1 mrt 2018
|
Levensstijl
Journalist: Erzsó Alföldy
De agri-food sector is inclusief de horeca één van de belangrijkste werkgevers in Nederland. Om die positie te behouden zijn een leven lang leren en een betere aansluiting tussen het beroepsonderwijs en het bedrijfsleven hoogstnoodzakelijk.
Binnen de agri-food sector stond in de afgelopen decennia alles in het teken van schaalvergroting, ook in het onderwijs. “De huidige MBO-opleidingen zijn uitgegroeid tot een soort leerfabrieken met duizenden leerlingen en docenten die nauwelijks nog feeling hadden met de praktijk”, vertelt Paul Visschedijk, voorzitter van het Centrum Innovatief Vakmanschap Agri & Food (CIV). “Gelukkig is dat aan het veranderen en vindt er meer uitwisseling met het bedrijfsleven plaats.”
“Leerlingen lopen tegenwoordig niet alleen stage, maar werken ook aan opdrachten in samenwerking met het bedrijfsleven. Andersom komen vakmensen uit het bedrijfsleven op school om over hun werk te vertellen. Zo’n persoonlijk stukje is essentieel. Dat leerlingen aan de mensen zelf vragen kunnen stellen als: wat vind je nu zo leuk aan je werk?”

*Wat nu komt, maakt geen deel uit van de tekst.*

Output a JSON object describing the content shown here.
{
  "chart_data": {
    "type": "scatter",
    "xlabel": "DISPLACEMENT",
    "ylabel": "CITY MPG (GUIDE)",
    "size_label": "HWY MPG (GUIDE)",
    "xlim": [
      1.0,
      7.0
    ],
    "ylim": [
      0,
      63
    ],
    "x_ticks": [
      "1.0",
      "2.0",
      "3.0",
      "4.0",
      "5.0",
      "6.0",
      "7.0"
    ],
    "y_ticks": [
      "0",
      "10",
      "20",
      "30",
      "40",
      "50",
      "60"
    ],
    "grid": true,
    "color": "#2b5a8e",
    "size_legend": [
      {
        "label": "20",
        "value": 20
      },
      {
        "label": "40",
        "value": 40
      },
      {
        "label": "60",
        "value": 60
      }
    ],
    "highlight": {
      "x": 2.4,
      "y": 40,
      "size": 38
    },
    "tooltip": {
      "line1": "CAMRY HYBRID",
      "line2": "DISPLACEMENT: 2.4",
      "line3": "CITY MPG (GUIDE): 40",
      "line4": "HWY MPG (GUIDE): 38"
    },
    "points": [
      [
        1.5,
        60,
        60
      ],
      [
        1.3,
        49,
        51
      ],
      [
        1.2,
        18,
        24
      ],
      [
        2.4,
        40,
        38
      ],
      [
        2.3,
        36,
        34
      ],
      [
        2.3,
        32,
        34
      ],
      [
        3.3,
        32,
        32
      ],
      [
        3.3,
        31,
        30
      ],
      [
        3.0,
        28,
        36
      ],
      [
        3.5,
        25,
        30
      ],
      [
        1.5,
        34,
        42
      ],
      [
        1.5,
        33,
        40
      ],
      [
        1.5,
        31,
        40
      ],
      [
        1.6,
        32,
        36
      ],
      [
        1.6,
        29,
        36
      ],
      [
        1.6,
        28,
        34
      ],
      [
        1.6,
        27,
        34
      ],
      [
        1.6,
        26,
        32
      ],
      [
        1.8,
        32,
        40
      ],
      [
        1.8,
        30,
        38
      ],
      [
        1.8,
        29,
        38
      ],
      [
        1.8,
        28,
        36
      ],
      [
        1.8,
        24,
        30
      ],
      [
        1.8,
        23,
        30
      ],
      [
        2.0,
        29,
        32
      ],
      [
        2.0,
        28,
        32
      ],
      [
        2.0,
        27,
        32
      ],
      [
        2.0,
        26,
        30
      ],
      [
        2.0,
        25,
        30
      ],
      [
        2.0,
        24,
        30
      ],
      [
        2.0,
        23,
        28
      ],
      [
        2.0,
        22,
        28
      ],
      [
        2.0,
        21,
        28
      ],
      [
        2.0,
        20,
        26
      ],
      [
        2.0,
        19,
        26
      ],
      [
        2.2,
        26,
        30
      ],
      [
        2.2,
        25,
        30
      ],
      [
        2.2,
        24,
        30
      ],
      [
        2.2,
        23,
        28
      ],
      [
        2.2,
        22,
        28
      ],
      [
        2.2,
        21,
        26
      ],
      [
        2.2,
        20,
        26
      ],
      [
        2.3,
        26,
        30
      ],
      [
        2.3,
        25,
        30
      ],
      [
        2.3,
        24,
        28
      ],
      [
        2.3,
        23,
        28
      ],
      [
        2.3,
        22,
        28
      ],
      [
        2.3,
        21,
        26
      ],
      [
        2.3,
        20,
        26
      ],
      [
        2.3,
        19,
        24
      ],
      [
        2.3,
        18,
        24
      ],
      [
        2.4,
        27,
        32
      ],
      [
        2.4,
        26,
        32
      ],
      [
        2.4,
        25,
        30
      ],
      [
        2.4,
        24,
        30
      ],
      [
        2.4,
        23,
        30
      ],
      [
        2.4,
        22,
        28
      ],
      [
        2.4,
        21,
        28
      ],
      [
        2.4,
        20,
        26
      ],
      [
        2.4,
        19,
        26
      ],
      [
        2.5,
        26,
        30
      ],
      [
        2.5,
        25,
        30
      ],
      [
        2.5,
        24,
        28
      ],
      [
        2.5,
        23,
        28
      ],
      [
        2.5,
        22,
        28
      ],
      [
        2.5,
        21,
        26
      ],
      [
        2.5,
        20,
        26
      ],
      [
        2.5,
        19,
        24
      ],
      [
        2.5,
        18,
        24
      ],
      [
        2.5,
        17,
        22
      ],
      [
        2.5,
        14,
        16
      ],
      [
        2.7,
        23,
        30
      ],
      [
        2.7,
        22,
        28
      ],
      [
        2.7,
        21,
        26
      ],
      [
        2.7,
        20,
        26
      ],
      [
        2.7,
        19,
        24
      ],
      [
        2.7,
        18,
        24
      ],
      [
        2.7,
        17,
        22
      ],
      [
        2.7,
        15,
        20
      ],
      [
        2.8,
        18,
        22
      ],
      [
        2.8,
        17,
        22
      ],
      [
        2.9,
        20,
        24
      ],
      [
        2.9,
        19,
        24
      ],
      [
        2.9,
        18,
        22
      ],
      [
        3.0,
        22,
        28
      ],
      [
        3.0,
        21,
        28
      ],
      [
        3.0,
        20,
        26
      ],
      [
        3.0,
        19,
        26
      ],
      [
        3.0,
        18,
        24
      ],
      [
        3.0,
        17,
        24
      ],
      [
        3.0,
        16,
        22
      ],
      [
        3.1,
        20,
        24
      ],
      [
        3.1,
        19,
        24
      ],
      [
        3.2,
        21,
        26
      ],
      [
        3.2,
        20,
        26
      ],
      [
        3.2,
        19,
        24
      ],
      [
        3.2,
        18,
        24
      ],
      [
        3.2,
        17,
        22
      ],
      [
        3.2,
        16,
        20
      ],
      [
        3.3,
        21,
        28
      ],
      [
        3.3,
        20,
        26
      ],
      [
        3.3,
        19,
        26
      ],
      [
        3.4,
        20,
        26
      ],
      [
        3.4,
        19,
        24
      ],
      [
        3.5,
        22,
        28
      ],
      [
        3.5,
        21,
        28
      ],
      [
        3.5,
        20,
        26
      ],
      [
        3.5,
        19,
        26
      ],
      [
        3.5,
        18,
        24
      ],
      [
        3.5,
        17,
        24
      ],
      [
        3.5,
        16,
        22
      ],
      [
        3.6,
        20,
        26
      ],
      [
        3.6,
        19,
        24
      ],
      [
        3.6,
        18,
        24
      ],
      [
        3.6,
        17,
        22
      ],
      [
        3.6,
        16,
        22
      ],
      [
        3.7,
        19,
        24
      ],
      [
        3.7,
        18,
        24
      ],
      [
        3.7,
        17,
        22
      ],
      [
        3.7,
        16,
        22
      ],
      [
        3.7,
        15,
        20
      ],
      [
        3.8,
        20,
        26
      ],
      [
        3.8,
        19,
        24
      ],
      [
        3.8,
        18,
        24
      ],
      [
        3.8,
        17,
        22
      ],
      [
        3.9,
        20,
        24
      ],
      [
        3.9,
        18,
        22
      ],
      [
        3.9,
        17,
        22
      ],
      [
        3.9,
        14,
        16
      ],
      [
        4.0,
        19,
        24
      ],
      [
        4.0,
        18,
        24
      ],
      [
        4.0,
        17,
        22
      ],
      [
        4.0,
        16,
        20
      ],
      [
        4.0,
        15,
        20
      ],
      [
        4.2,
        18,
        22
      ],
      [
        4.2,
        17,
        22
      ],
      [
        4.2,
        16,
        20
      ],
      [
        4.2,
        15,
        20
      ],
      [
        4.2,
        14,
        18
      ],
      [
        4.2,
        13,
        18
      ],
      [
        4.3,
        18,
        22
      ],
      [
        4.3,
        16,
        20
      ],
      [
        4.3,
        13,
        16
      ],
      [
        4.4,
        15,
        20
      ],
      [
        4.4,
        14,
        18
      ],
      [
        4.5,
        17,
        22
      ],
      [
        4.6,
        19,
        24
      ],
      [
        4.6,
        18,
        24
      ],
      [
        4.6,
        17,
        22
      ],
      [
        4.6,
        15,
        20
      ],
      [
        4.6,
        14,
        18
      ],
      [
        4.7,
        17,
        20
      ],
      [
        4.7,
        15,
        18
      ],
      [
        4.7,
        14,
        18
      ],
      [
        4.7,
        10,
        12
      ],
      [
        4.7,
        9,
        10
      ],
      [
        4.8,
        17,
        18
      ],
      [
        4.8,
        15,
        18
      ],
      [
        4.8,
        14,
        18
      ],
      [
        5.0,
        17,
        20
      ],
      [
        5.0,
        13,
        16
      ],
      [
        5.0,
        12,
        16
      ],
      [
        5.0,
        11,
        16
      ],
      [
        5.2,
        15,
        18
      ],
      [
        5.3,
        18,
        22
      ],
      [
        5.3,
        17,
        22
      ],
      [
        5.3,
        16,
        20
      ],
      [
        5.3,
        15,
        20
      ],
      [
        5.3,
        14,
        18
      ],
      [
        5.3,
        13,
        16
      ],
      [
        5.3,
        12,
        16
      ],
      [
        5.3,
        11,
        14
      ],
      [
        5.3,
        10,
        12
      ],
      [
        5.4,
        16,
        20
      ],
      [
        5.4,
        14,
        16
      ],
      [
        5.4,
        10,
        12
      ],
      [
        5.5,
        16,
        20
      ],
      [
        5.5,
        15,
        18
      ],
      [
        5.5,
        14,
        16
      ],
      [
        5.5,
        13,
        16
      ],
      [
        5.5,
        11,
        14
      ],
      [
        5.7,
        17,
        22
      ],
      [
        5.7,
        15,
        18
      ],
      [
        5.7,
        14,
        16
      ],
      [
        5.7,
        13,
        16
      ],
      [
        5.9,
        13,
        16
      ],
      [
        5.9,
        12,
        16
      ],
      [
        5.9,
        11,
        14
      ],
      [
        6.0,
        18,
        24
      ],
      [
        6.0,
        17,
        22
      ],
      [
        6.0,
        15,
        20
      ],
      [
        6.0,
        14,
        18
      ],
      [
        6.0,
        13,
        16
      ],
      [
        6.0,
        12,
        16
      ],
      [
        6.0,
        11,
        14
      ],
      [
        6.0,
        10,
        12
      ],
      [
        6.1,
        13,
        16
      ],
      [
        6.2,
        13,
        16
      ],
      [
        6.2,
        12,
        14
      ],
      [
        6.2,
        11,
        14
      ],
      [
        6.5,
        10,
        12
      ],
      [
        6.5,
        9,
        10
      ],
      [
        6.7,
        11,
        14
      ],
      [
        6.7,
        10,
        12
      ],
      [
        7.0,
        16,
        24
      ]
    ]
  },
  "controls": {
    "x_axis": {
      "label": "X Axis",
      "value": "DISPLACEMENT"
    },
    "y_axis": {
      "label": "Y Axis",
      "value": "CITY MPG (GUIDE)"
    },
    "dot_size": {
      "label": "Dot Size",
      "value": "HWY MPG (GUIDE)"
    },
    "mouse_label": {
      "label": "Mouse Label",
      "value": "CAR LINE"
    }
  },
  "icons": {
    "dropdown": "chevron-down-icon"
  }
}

Nederland heeft een aardige reputatie als het gaat om innovatie. Binnen de agri-food sector gaat het niet alleen om het primaire product en de verwerking daarvan, maar ook om de technologie. Visschedijk: “Daar is Nederland echt goed in, zoals de ontwikkeling van allerlei nieuwe landbouwmachines en technologie voor voedingsbedrijven. Maar door die nieuwe technologie verandert ook de hele logistiek. In plaats van handwerk krijg je bijvoorbeeld een meer computer bediende manier van werken. Zulke ontwikkelingen vragen om meer flexibiliteit. Van het bedrijfsleven, maar ook van de kant van de opleidingen en van de leerlingen zelf.”

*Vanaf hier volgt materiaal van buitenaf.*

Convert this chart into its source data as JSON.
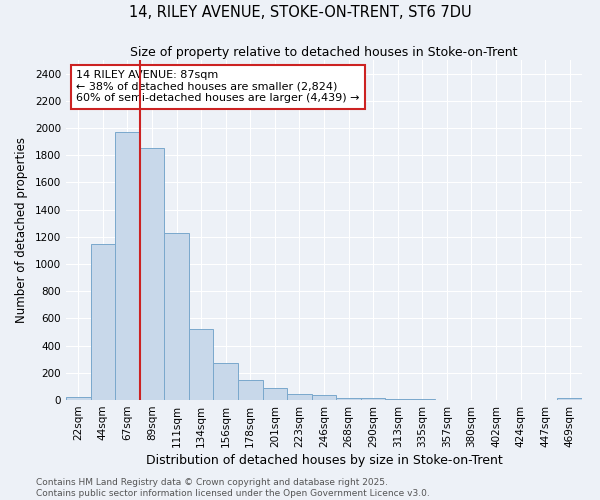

Zo is er een groeiende vraag naar duurzaam en gezond voedsel. Consumenten worden zich steeds meer bewust van wat ze willen eten: daar spelen bedrijven ook op in met hun aanbod van specialistisch voedsel, zoals de pakketten van ‘Hello Fresh’. Ook komt er in de agri-food sector steeds meer aandacht voor circulair denken en voor het terugdringen van afval en restproducten. Visschedijk: “Maar wat echt belangrijk is, is integraal denken. Duurzaamheid is niet alleen een kwestie van grondstoffen. Het gaat ook om een duurzame inzet van personeel en om blijvende investeringen in de kwaliteit van het beroepsonderwijs.”
Het credo ‘leven lang leren’ geldt helaas nog niet voor de horeca. Ricardo Eshuis, directeur Stichting Vakbekwaamheid Horeca (SVH): “Er stromen in de horeca jaarlijks 95.000 mensen in. Dat klinkt heel mooi. Maar helaas betreft het grotendeels vervanging, want de uitstroom is enorm.” Dat laatste komt volgens Eshuis deels doordat binnen de horeca en de gastronomie de doorgroeimogelijkheden uiterst beperkt zijn. “Veel horecamedewerkers werken zonder diploma. Het probleem is dat zodra mensen niet meer onder de leerplicht vallen zij veelal hun opleiding zelf moeten bekostigen. Of de werkgever. Nu denken werkgevers: waarom zou ik investeren in mensen, als ik ze straks toch zo kwijt ben? Maar dat is gewoon kapitaalvernietiging. Zo raak je steeds goed personeel kwijt.”
Om daar verandering in te brengen is de branchevereniging in gesprek met de overheid. Eshuis: “Wij pleiten voor een soort persoonsgebonden budget, waarmee werknemers hun scholing naar eigen behoefte kunnen financieren. Het is belangrijk dat mensen zich blijven ontwikkelen. Daar kunnen particuliere opleidingen ook een belangrijke rol in vervullen.”
Nu de economie aantrekt, schieten nieuwe horecagelegenheden als paddenstoelen uit de grond. Maar goed personeel vinden blijft lastig. Er is in de laatste twee jaar zelfs sprake geweest van een groei met 32% in de vraag naar arbeid in de restaurantsector. Eshuis: “Veel van die nieuwe horecagelegenheden hebben een specialistisch concept. Wij zijn binnen de branche dan ook hard mee bezig om zulke specialistische opleidingen op te zetten.”